Why is it an awkward place to grant the Court such authority? The reason that most RL FOIA statutes are successful is that they contain specific judicial review provisions that give them teeth. Otherwise, the institution from which the records are sought could just stonewall the requesting citizen. Usually, it’s the threat of an injunction (and contempt for failure to comply with said injunction) that forces the institution to give up the material that the citizen requested. I guess failure to comply with a Court ruling after a review request could subject a government official to contempt? Could the Court issue an injunction ordering the release of material notwithstanding the Judicial Act’s limitation of injunctive authority to “temporary” injunctions that are “pertinent to the orderly progression of the case or in the interest of public peace and order”? Maybe. Just seems to be that it would be worth clarifying exactly what role we want the Court to play in enforcing FOIA.

Not a huge deal, but given the proposed language, I actually would have thought that the Cabinet would have been responsible for releasing the material in your hypothetical. That was the institution that affirmatively decided to act. The Delegate was likely legally compelled to follow the Cabinet’s instruction, or at most just acquiesced in their request. The Delegate didn’t really “make a decision to take deliberate action” in that scenario, did they?

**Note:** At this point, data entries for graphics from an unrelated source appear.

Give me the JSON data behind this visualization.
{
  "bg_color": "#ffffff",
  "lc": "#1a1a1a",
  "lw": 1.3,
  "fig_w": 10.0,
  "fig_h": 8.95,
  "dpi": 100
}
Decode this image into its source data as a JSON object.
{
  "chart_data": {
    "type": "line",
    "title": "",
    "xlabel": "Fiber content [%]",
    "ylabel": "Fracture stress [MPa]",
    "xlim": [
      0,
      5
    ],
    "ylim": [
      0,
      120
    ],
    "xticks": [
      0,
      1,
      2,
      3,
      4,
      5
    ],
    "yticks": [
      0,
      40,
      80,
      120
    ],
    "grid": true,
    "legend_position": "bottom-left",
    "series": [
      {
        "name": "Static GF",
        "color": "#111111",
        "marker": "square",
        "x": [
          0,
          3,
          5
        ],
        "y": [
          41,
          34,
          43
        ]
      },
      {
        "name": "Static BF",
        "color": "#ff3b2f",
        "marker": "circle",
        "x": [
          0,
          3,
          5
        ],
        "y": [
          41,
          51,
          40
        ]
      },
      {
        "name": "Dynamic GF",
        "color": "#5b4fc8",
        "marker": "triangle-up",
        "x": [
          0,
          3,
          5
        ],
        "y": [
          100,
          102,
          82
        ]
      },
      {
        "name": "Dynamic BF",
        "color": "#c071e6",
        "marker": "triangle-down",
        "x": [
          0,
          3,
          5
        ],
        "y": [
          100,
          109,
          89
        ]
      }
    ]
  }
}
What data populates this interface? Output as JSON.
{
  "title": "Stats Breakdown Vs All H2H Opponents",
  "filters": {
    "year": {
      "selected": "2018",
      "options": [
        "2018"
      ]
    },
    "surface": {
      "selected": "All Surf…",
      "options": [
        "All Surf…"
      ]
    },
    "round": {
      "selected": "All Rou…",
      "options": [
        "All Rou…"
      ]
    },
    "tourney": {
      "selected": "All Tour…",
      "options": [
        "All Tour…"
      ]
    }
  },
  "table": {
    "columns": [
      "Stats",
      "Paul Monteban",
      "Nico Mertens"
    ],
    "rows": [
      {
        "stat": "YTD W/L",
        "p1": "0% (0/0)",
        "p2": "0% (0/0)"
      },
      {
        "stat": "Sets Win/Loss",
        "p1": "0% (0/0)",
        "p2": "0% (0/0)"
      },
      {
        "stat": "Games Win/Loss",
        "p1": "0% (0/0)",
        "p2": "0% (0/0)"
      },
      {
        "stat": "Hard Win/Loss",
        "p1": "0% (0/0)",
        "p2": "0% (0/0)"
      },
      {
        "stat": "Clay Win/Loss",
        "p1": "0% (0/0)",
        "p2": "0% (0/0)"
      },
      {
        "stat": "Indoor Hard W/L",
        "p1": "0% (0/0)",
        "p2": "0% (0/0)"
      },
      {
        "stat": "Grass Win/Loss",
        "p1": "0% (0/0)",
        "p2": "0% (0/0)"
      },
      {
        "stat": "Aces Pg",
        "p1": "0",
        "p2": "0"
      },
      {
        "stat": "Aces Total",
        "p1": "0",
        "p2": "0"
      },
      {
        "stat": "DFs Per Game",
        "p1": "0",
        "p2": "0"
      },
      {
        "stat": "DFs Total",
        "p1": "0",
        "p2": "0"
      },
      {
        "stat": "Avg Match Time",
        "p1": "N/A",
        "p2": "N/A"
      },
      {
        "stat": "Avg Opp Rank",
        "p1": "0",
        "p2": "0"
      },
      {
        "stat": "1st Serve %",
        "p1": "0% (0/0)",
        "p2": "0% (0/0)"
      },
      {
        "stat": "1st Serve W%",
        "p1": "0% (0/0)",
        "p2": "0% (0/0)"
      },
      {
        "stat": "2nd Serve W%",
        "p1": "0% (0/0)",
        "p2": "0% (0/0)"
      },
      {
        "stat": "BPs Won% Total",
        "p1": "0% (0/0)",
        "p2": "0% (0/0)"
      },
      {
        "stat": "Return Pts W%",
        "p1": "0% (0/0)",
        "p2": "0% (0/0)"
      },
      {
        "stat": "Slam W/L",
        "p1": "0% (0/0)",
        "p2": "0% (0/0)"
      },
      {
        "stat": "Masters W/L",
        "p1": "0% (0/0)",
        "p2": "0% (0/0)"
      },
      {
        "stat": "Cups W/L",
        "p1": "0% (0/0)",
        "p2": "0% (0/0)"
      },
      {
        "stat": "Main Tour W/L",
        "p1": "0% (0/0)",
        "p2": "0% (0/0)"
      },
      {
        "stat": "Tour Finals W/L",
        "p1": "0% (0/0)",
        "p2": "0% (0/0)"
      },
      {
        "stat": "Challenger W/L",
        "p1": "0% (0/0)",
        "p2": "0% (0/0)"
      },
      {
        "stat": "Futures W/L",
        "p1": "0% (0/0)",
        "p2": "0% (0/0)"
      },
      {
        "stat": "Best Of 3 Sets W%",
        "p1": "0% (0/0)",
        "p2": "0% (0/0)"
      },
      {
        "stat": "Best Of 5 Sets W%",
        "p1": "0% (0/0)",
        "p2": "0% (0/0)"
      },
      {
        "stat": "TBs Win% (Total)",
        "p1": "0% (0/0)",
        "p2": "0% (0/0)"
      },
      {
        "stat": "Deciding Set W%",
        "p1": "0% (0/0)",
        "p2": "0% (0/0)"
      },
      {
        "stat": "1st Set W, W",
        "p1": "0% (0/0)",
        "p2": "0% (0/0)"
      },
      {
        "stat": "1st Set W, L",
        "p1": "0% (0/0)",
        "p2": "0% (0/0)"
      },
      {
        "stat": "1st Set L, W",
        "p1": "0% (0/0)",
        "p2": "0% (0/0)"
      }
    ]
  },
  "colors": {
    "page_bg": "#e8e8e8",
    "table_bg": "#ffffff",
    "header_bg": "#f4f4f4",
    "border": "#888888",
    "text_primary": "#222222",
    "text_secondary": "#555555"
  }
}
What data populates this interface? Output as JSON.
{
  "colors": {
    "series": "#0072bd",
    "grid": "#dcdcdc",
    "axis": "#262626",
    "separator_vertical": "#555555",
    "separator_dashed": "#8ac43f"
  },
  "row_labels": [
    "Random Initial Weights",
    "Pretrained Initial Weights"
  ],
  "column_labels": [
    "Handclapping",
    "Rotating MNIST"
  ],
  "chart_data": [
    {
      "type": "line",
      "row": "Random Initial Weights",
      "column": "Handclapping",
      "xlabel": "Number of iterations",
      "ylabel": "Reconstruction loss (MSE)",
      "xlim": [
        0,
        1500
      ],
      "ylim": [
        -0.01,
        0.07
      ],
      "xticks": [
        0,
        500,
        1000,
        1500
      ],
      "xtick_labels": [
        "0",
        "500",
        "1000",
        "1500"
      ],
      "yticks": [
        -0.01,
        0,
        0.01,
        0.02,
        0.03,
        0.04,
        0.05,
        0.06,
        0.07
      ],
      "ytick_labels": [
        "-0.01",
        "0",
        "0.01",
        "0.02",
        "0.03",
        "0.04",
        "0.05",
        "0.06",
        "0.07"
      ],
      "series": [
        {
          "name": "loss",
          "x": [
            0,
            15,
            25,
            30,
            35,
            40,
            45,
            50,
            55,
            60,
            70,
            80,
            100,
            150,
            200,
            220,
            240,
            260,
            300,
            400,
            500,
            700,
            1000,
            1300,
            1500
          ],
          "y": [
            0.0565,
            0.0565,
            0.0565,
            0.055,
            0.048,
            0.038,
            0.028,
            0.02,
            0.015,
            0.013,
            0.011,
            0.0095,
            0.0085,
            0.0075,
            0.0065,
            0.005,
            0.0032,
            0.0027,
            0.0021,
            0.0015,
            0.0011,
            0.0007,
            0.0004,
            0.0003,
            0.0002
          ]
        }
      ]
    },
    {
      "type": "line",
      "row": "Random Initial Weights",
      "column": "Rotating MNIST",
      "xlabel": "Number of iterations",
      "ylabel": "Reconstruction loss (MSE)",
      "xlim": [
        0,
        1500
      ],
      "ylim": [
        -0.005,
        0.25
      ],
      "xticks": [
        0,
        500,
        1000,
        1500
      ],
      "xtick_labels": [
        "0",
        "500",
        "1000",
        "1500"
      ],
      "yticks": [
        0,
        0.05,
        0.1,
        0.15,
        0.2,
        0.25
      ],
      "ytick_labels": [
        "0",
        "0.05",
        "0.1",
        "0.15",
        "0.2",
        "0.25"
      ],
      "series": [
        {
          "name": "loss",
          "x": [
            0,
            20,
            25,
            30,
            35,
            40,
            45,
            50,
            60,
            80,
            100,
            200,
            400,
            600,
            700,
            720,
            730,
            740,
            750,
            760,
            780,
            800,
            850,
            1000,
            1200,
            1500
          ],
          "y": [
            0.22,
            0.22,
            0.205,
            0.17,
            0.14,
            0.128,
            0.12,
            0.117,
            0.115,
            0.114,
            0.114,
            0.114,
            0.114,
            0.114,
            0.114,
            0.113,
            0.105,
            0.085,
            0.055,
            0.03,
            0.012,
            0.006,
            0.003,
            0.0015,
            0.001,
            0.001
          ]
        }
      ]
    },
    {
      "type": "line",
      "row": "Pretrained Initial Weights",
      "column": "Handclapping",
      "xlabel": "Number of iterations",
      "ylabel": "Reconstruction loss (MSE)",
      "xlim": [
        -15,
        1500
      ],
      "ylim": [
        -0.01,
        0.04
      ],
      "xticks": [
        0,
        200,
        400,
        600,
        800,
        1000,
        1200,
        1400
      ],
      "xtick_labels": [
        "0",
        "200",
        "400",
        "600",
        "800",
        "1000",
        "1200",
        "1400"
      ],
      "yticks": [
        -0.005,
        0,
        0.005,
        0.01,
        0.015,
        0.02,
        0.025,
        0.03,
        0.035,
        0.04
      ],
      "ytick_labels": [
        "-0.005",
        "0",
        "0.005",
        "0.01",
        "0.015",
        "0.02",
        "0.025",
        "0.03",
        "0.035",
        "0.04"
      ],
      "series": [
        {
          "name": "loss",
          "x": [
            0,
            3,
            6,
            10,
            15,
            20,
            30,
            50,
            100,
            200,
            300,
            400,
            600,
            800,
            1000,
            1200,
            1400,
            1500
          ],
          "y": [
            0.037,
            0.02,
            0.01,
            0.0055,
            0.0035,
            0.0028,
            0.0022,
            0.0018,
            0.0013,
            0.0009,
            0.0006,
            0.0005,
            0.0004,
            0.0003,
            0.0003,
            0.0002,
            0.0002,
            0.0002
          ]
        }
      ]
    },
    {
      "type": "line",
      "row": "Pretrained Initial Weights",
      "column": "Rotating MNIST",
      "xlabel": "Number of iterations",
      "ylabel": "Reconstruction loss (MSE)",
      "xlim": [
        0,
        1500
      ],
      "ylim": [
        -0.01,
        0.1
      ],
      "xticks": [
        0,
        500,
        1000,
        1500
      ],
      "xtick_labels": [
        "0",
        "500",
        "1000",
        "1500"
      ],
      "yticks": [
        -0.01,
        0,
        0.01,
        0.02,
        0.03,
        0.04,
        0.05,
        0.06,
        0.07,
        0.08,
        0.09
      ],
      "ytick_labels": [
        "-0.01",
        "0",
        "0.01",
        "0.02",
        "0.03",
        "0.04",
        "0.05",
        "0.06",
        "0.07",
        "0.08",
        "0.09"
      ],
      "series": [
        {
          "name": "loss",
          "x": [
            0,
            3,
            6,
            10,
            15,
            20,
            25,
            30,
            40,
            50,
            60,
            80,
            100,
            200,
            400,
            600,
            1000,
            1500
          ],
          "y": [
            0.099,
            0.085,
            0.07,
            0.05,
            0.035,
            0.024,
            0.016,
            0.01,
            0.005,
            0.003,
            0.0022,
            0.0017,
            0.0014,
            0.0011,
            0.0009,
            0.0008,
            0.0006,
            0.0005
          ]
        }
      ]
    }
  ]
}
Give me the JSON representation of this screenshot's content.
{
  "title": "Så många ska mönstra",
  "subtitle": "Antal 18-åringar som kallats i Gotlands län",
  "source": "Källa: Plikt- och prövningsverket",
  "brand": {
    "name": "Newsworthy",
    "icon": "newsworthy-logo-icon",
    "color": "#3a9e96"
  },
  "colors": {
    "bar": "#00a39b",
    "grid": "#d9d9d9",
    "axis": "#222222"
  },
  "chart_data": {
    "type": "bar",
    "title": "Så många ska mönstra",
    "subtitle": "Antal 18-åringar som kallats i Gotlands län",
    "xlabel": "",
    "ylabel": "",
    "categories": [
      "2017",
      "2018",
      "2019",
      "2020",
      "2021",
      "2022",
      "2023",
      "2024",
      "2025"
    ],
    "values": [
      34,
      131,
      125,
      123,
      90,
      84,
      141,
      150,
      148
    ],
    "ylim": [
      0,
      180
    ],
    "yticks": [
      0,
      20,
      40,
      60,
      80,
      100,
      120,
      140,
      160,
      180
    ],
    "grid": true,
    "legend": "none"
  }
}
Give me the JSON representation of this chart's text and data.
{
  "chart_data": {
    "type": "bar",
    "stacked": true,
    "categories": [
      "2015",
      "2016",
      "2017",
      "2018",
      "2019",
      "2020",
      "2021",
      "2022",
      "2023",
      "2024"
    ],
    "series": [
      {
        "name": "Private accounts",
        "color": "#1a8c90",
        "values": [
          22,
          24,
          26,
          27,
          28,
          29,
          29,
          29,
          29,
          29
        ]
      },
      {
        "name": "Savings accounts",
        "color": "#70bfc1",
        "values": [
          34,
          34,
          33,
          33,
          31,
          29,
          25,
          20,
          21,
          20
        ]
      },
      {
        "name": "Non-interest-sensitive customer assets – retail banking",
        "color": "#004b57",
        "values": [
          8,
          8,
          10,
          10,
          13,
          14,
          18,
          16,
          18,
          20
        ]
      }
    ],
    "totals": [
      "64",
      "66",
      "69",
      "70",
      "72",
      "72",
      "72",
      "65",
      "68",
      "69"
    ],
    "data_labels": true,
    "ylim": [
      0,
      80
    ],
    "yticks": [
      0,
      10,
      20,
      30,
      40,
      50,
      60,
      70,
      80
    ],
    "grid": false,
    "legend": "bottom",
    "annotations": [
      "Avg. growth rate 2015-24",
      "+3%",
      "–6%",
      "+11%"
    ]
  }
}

My only drafting edit–I would word this clause as: “leads to a decision by a significant institution to take or refrain from taking deliberate action beyond that institution’s inner working area.”

I see the logic behind this, but I agree with Welly that the Delegate is legally compelled to use their powers in most situations. Further, I think it may be considered unlawful for the Delegate to release discussions belonging to the Cabinets domain.

I’d rather see the Cabinet release discussion threads as part of their Sunshine releases and, if needed, highlight Delegate orders.